Run AI Evaluations manually
- Updated: 2025/11/17
For more flexibility, users can manually assess each output.
Procedure
-
Evaluations can be started from two entry points.
- From the AI Evaluations page select Run Evaluation.
- From the AI Skill page, select Evaluate > Run Evaluation. This will automatically populate the next step.
You are navigated to a new page to configure the evaluation. - Select the skill to evaluate.
- Click Next.
- Select the method Evaluate manually to enter your judgment for each output.
-
Add your data set
- Select Upload file to enter a Name and choose the file to used in the evaluation. The file should be in CSV format with a maximum size of 100 kb.
- Select Use existing data to pick a data set that has previously been uploaded.

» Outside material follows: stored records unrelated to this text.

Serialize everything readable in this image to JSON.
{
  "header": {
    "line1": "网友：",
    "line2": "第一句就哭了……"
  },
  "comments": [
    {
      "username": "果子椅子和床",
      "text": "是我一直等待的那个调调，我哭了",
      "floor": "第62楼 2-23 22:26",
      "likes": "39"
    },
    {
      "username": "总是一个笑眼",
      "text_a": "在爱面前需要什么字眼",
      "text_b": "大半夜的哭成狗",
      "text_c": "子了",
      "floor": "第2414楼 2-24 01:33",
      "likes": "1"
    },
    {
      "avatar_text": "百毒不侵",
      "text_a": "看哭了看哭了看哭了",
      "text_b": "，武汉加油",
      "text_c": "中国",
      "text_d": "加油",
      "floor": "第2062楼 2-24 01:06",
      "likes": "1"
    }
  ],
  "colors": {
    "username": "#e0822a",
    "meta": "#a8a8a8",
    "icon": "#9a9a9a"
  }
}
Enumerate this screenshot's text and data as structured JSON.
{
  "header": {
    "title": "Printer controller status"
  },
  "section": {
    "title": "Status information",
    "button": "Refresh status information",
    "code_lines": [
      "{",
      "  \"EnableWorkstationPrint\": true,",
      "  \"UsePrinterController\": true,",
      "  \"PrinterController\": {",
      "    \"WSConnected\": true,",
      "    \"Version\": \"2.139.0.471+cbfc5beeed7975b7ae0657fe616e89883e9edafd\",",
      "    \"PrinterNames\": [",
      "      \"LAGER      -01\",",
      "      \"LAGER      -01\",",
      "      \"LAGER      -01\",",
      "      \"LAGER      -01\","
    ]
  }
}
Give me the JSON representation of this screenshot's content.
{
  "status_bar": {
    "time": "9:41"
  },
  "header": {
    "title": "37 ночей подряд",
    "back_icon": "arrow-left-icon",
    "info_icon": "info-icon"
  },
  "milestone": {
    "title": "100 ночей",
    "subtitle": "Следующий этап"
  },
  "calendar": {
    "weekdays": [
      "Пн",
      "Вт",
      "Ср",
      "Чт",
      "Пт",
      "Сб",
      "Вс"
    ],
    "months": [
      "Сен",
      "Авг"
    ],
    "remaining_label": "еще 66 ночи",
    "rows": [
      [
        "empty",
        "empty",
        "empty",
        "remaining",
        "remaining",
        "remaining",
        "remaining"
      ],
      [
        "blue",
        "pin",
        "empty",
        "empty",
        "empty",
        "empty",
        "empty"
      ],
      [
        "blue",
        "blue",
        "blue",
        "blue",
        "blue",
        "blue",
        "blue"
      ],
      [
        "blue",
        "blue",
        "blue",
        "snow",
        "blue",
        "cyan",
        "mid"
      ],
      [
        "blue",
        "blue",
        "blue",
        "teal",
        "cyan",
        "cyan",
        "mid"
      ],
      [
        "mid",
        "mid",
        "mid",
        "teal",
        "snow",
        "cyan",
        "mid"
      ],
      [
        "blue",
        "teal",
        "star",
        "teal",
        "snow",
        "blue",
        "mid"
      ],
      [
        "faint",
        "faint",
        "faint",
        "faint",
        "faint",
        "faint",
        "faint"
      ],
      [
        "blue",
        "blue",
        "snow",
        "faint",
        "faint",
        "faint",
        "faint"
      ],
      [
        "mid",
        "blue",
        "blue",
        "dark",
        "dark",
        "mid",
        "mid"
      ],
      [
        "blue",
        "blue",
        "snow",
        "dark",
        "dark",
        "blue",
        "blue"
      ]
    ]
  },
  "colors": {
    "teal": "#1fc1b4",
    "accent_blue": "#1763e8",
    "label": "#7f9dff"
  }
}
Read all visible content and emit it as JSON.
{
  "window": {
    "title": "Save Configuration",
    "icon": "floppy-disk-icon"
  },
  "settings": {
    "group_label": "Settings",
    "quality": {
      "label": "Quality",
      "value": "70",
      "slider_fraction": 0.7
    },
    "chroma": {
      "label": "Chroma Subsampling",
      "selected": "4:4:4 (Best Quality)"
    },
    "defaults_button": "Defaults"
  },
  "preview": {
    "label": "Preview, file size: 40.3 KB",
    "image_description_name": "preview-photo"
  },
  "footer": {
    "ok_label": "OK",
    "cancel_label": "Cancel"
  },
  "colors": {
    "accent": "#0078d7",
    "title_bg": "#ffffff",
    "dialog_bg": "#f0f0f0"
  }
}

- Select Enter data manually to Name and type the variables and expected outputs for this configuration.
-
Click Run evaluation.
The evaluation saves your data and begins running. Processing can take some time, depending on the size of data in the evaluation. Upon completion, a notification is sent to you including a link to the evaluation.
- Navigate to the evaluation through the Evaluation tab or by clicking the link in the notification.
-
For each output, click thumb-up or thumb-down to judge the performance.
The evaluation tracks these judgments to provide an overall score, available after completion.
- After completing your assessment, you can view these results by navigating to the evaluation from the Evaluation page.